Quatre jours de temps calme, on ne saurait en demander davantage à Éole. C’est donc dans des rafales d’ouest de force 6 à 8 que nous partons pour la brève traversée vers l’île de Vulcano, dont le semblant de port est assez abrité pour que nous nous y mettions à quai. Après le repas, deux équipes sont formées, Cécile et moi en bas, les autres sur le volcan. À deux pas du mouillage, je parcours ainsi avec ma fille une colline de soufre aux formes torturées, avec grottes et fumerolles, dominant un lac de boue tiède et une mer qui bouillonne de sources chaudes. Le vent furieux de la tempête s’ajoute au tableau, pourtant Cécile n’est pas du tout émue par cette ambiance particulière et tente même d’éteindre une fumerolle en faisant pipi dessus !
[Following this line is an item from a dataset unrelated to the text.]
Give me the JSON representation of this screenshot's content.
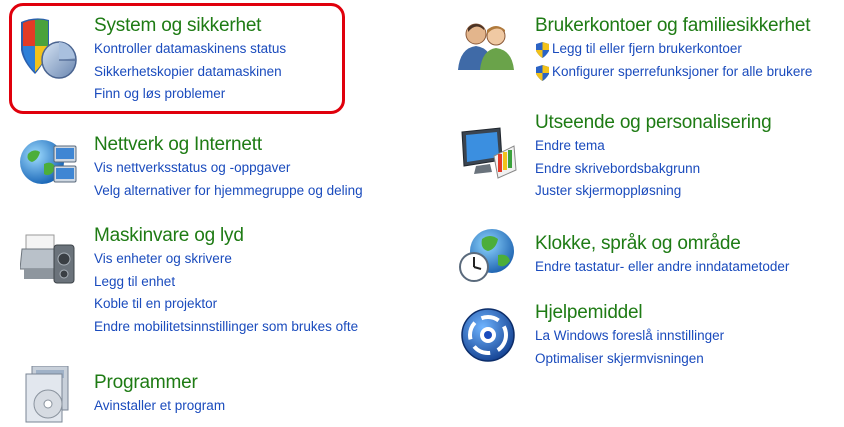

Cécile assaillie par la tempête au Vulcanello.

C’en est bien terminé de la tranquillité et personne ne ferme l’œil de la nuit, entre les rafales qui font hurler le gréement, les amarres qui cassent et le crépitement des cendres volcaniques emportées par la tempête. Au jour, je pars néanmoins à l’assaut du Vulcano -le père de tous les volcans du globe-, de ses blocs d’obsidienne et de ses fumerolles qui halètent en laissant de belles fleurs de soufre dans leurs évents. Le magnifique cratère, avec au fond un lac de boues séchées, fait un paysage complètement lunaire ; la vue extérieure n’est pas moins remarquable avec une mer démontée qui m’envoie ses embruns jusque sur ce sommet, tandis que pour résister aux bourrasques je dois me mettre à quatre pattes sur la crête.


Les solfatares du sommet de Vulcano, au-dessus de la mer en furie.

Cratère, fumerolles et blocs d’obsidienne.

À mon retour, la situation à quai devient intenable et nous manœuvrons pour nous mettre à l’ancre, l’arrière à quai. Les sorties se limitent à de courtes escapades à tour de rôle vers les deux plages de sable noir impalpable qui encadrent les petits cratères du Vulcanello. Au soir, la houle entre en grand dans le mouillage et la météo annonce un coup de vent de NE : il faut décamper d’urgence ! Pour la première fois, les batteries sont à plat et il est heureux que le moteur démarre aussi à la manivelle. Rapatriement à Lipari, le seul abri correct de l’archipel pour ce vent, ce que prouvent les trois cargos venus mouiller dans la baie pour attendre que cesse la tempête. Nous avons vraiment envie de nous planquer quelque part en laissant passer les mauvais mois, mais où ? J’en ai discuté avec le gars qui m’a aidé à prendre le corps-mort et qui connaît bien ce secteur de la Méditerranée : il ne voit guère de ports où hiverner, à part Lipari, à la rigueur, Syracuse, peut-être, et Malte, où la main-mise des Libyens complique beaucoup les choses. En revanche, il a une certitude : il ne remettra plus jamais les pieds en mer Égée en cette saison. Trop de vent, de neige et de brouillard ! Il n’est pas le premier à nous dire cela…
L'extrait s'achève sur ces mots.